La prima cosa che il bambino avverte in un catechista è se questi gli vuole bene, poi se crede a quello che dice, se ama Gesù e infine se sa parlare di Lui con entusiasmo e con metodi aggiornati. Il catechista non deve proporre delle idee, perché anche se queste fossero ravvivate con mezzi di comunicazione efficaci non avrebbero significato per una educazione alla fede, ma deve presentare la Persona di Gesù. Deve parlare di quel Gesù che ama, raccontare quello che ha detto e quello che ha fatto, ma soprattutto deve annunciare Gesù presente oggi nell’Eucaristia e nella realtà dell’unico Corpo del quale tutti facciamo parte. Il bambino deve arrivare a considerare Gesù il suo migliore amico. E il catechista deve farsi compagno di viaggio in questa ricerca appassionante.

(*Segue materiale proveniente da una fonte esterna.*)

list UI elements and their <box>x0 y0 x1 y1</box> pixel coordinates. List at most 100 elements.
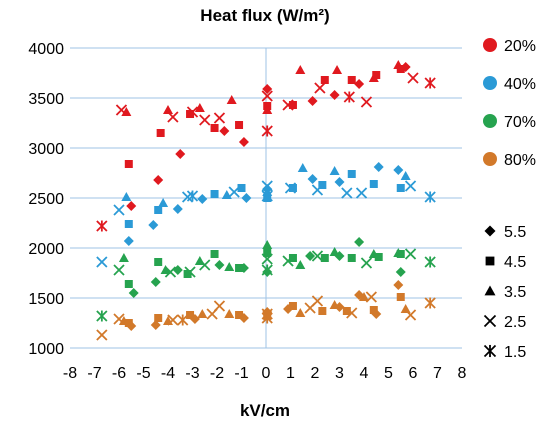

A volte si pensa che i bambini non memorizzino ciò che diciamo, invece ascoltano anche quando sembrano distratti: anche a distanza di molto tempo ricordano particolari importantissimi. Se l’incontro con Gesù è vitale, non se lo dimenticheranno più e se anche durante gli anni successivi vi saranno esperienze buie, esso riaffiorerà come il ricordo più bello della loro vita. Credo anche che ad alcuni bambini particolarmente toccati dall’amore di Dio (e si vede), si possa già fare una proposta vocazionale vera e propria.